Friday, April 30, 2010

FOMC Statement, April 28

The April 28 FOMC statement was pretty much identical to the previous one. It includes, for example, the usual (wrongheaded) Phillips curve logic:
With substantial resource slack continuing to restrain cost pressures and longer-term inflation expectations stable, inflation is likely to be subdued for some time.
As well, Hoenig puts in his two cents' worth, as before:
Voting against the policy action was Thomas M. Hoenig, who believed that continuing to express the expectation of exceptionally low levels of the federal funds rate for an extended period was no longer warranted because it could lead to a build-up of future imbalances and increase risks to longer run macroeconomic and financial stability, while limiting the Committee’s flexibility to begin raising rates modestly.
In light of what I wrote earlier here, two things are noteworthy.
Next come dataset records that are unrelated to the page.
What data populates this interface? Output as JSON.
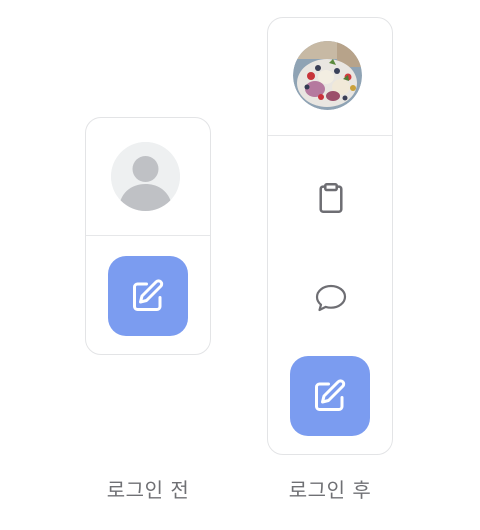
{
  "colors": {
    "accent": "#7b9cf0",
    "icon_gray": "#6e6e73",
    "avatar_placeholder_bg": "#eef0f1",
    "avatar_placeholder_fg": "#bfc1c5"
  },
  "before_login": {
    "caption": "로그인 전",
    "avatar_icon": "default-user-icon",
    "compose_icon": "edit-icon"
  },
  "after_login": {
    "caption": "로그인 후",
    "avatar_icon": "profile-photo",
    "nav_icons": [
      "clipboard-icon",
      "chat-bubble-icon"
    ],
    "compose_icon": "edit-icon"
  }
}
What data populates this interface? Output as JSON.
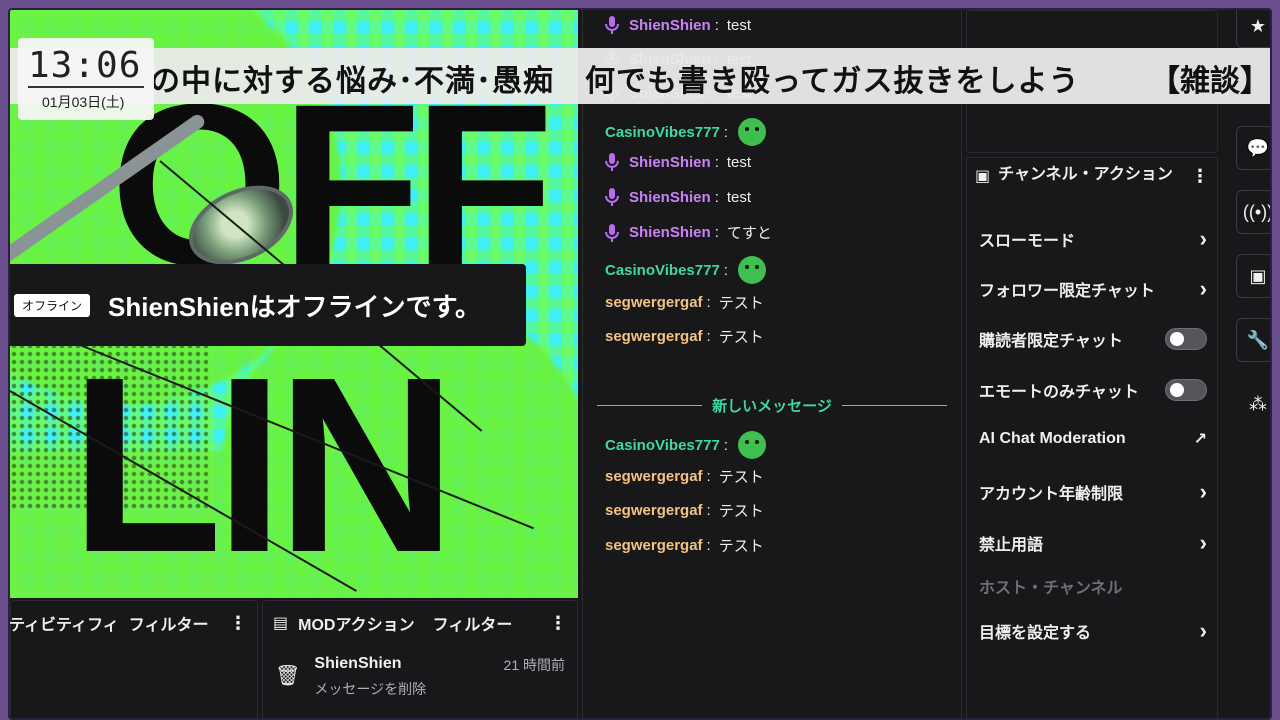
{
  "overlay": {
    "clock_time": "13:06",
    "clock_date": "01月03日(土)",
    "ticker_text": "の中に対する悩み･不満･愚痴　何でも書き殴ってガス抜きをしよう",
    "ticker_text_repeat": "【雑談】世の"
  },
  "video": {
    "offline_badge": "オフライン",
    "offline_message": "ShienShienはオフラインです。",
    "bg_top": "OFF",
    "bg_bottom": "LIN"
  },
  "activity_panel": {
    "title": "ティビティフィ",
    "filter_label": "フィルター"
  },
  "mod_panel": {
    "title": "MODアクション",
    "filter_label": "フィルター",
    "entry": {
      "user": "ShienShien",
      "action": "メッセージを削除",
      "time": "21 時間前"
    }
  },
  "chat": {
    "messages": [
      {
        "user": "ShienShien",
        "text": "test",
        "type": "shien"
      },
      {
        "user": "ShienShien",
        "text": "test",
        "type": "shien"
      },
      {
        "user": "ShienShien",
        "text": "test",
        "type": "shien"
      },
      {
        "user": "CasinoVibes777",
        "text": "",
        "type": "casino"
      },
      {
        "user": "ShienShien",
        "text": "test",
        "type": "shien"
      },
      {
        "user": "ShienShien",
        "text": "test",
        "type": "shien"
      },
      {
        "user": "ShienShien",
        "text": "てすと",
        "type": "shien"
      },
      {
        "user": "CasinoVibes777",
        "text": "",
        "type": "casino"
      },
      {
        "user": "segwergergaf",
        "text": "テスト",
        "type": "seg"
      },
      {
        "user": "segwergergaf",
        "text": "テスト",
        "type": "seg"
      },
      {
        "user": "CasinoVibes777",
        "text": "",
        "type": "casino"
      },
      {
        "user": "segwergergaf",
        "text": "テスト",
        "type": "seg"
      },
      {
        "user": "segwergergaf",
        "text": "テスト",
        "type": "seg"
      },
      {
        "user": "segwergergaf",
        "text": "テスト",
        "type": "seg"
      }
    ],
    "new_messages_divider": "新しいメッセージ"
  },
  "channel_actions": {
    "title": "チャンネル・アクション",
    "items": [
      {
        "label": "スローモード",
        "control": "chevron"
      },
      {
        "label": "フォロワー限定チャット",
        "control": "chevron"
      },
      {
        "label": "購読者限定チャット",
        "control": "toggle"
      },
      {
        "label": "エモートのみチャット",
        "control": "toggle"
      },
      {
        "label": "AI Chat Moderation",
        "control": "external"
      },
      {
        "label": "アカウント年齢制限",
        "control": "chevron"
      },
      {
        "label": "禁止用語",
        "control": "chevron"
      },
      {
        "label": "ホスト・チャンネル",
        "control": "disabled"
      },
      {
        "label": "目標を設定する",
        "control": "chevron"
      }
    ]
  },
  "colors": {
    "shien": "#c883f2",
    "casino": "#3dd9a0",
    "seg": "#f2c283",
    "background": "#18181b"
  }
}
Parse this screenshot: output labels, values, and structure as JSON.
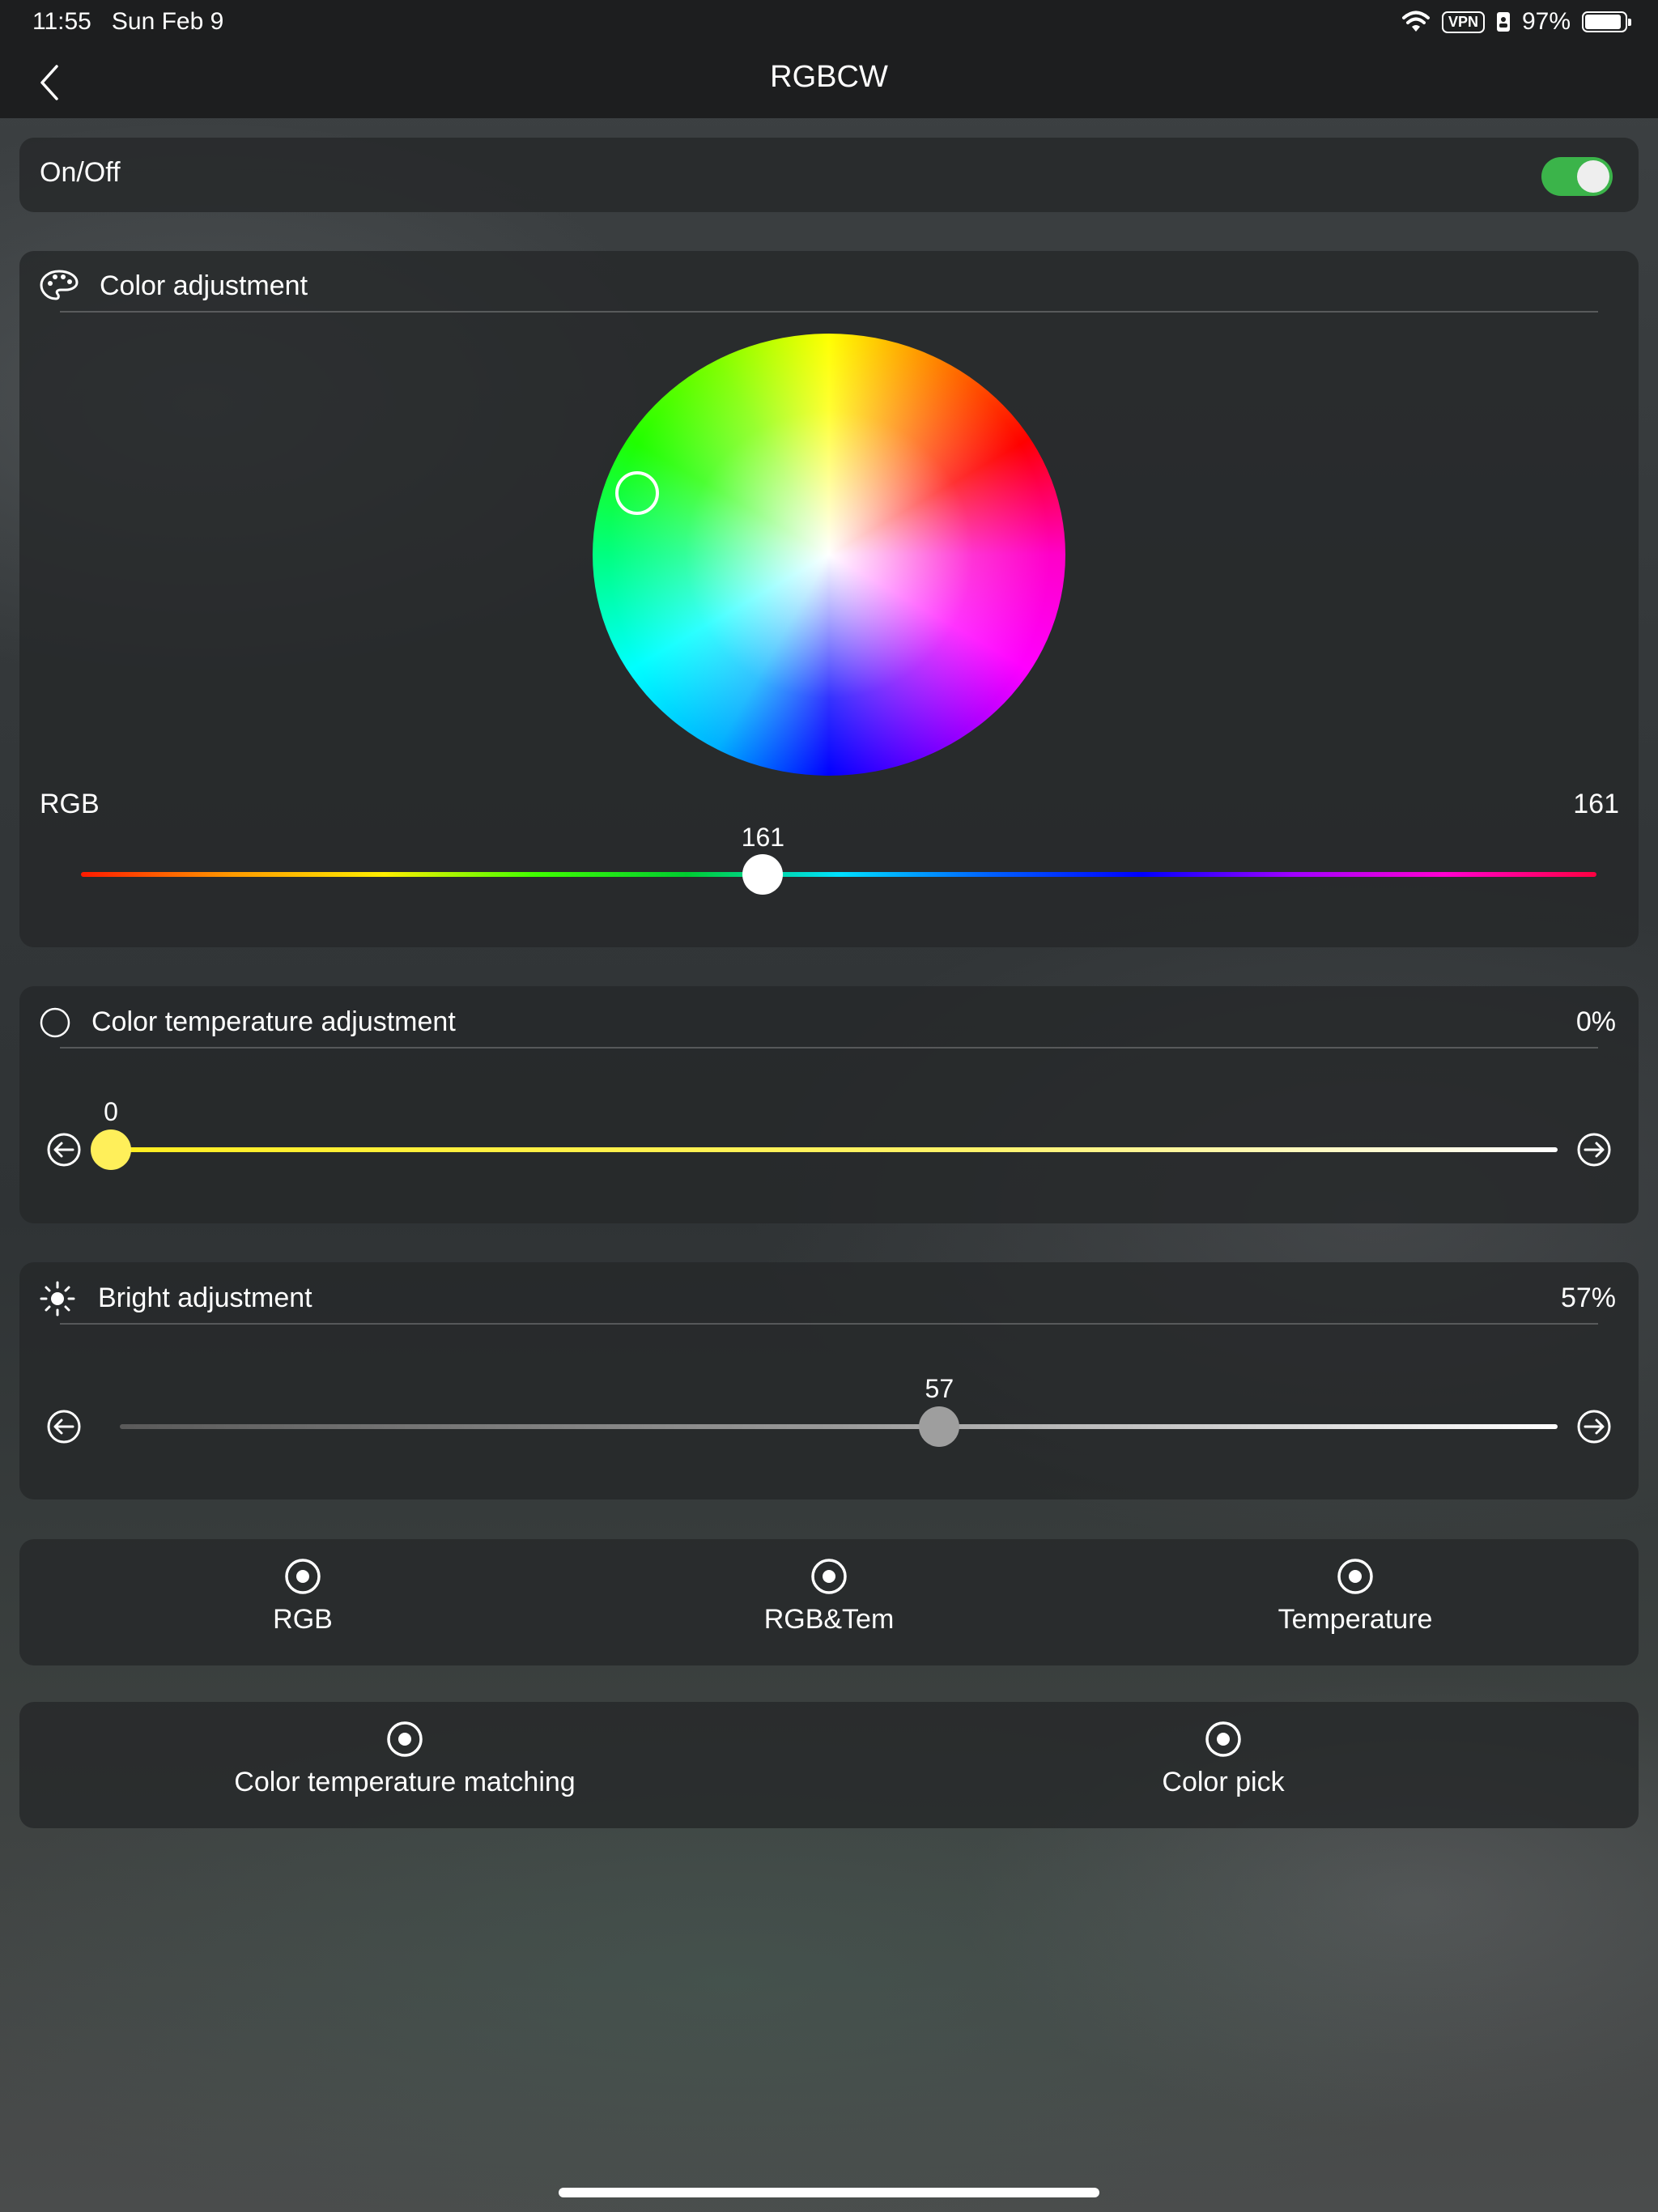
{
  "status": {
    "time": "11:55",
    "date": "Sun Feb 9",
    "vpn": "VPN",
    "battery": "97%"
  },
  "nav": {
    "title": "RGBCW"
  },
  "power": {
    "label": "On/Off",
    "on": true
  },
  "color_adjust": {
    "title": "Color adjustment",
    "rgb_label": "RGB",
    "rgb_value": "161",
    "slider_value_label": "161",
    "slider_fraction": 0.45
  },
  "temp_adjust": {
    "title": "Color temperature adjustment",
    "percent": "0%",
    "slider_value_label": "0",
    "slider_fraction": 0.0
  },
  "bright_adjust": {
    "title": "Bright adjustment",
    "percent": "57%",
    "slider_value_label": "57",
    "slider_fraction": 0.57
  },
  "modes_row1": [
    {
      "label": "RGB"
    },
    {
      "label": "RGB&Tem"
    },
    {
      "label": "Temperature"
    }
  ],
  "modes_row2": [
    {
      "label": "Color temperature matching"
    },
    {
      "label": "Color pick"
    }
  ],
  "colors": {
    "toggle_on": "#3bb44a",
    "temp_thumb": "#ffef5a"
  }
}
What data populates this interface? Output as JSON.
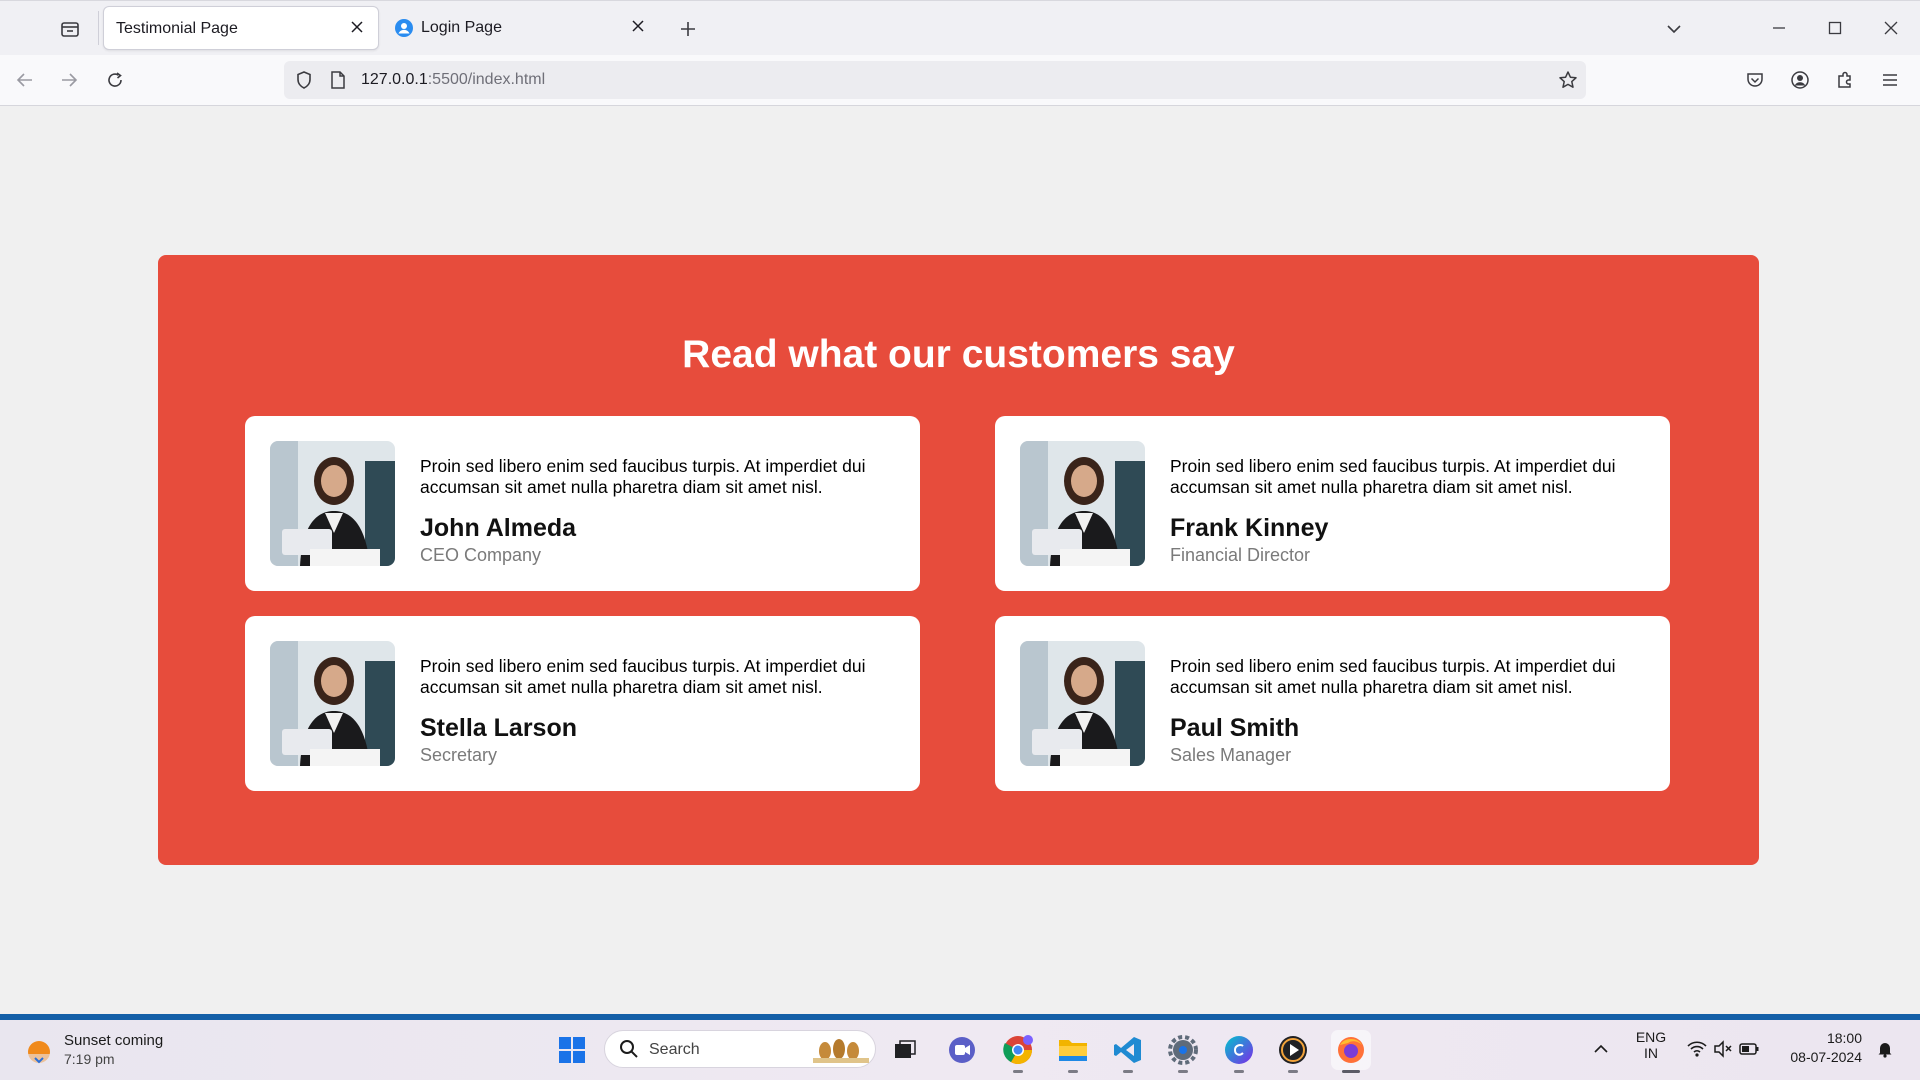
{
  "browser": {
    "tabs": [
      {
        "label": "Testimonial Page",
        "active": true
      },
      {
        "label": "Login Page",
        "active": false
      }
    ],
    "url": {
      "host": "127.0.0.1",
      "rest": ":5500/index.html"
    }
  },
  "page": {
    "heading": "Read what our customers say",
    "accent_color": "#e74c3c",
    "testimonials": [
      {
        "quote": "Proin sed libero enim sed faucibus turpis. At imperdiet dui accumsan sit amet nulla pharetra diam sit amet nisl.",
        "name": "John Almeda",
        "role": "CEO Company"
      },
      {
        "quote": "Proin sed libero enim sed faucibus turpis. At imperdiet dui accumsan sit amet nulla pharetra diam sit amet nisl.",
        "name": "Frank Kinney",
        "role": "Financial Director"
      },
      {
        "quote": "Proin sed libero enim sed faucibus turpis. At imperdiet dui accumsan sit amet nulla pharetra diam sit amet nisl.",
        "name": "Stella Larson",
        "role": "Secretary"
      },
      {
        "quote": "Proin sed libero enim sed faucibus turpis. At imperdiet dui accumsan sit amet nulla pharetra diam sit amet nisl.",
        "name": "Paul Smith",
        "role": "Sales Manager"
      }
    ]
  },
  "taskbar": {
    "weather": {
      "title": "Sunset coming",
      "subtitle": "7:19 pm"
    },
    "search_label": "Search",
    "apps": [
      "task-view",
      "meet",
      "chrome",
      "file-explorer",
      "vscode",
      "settings",
      "canva",
      "media-player",
      "firefox"
    ],
    "tray": {
      "lang_top": "ENG",
      "lang_bottom": "IN",
      "time": "18:00",
      "date": "08-07-2024"
    }
  }
}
1. The FOMC is still announcing its interest rate target in terms of the fed funds rate. As I noted earlier, the relevant policy rate when there are positive excess reserves in the financial system is the interest rate on reserves. Either the FOMC does not understand this yet, or they think it might lead to confusion if they announced the target in terms of the interest rate on reserves (which of course would not be a target - the interest rate on reserves is administered). It should be easy to make this clear to the public, so my guess is that at least some members of the FOMC don't get it.

2. There is nothing explicit in the statment about offloading mortgage-backed securities and agency securities from the Fed's balance sheet. In line with what Kocherlakota has been saying in public (see here), the Fed should be committing to sell these assets at a constant rate. What should that rate be? I think they could sell the assets at the rate they bought them - no problem.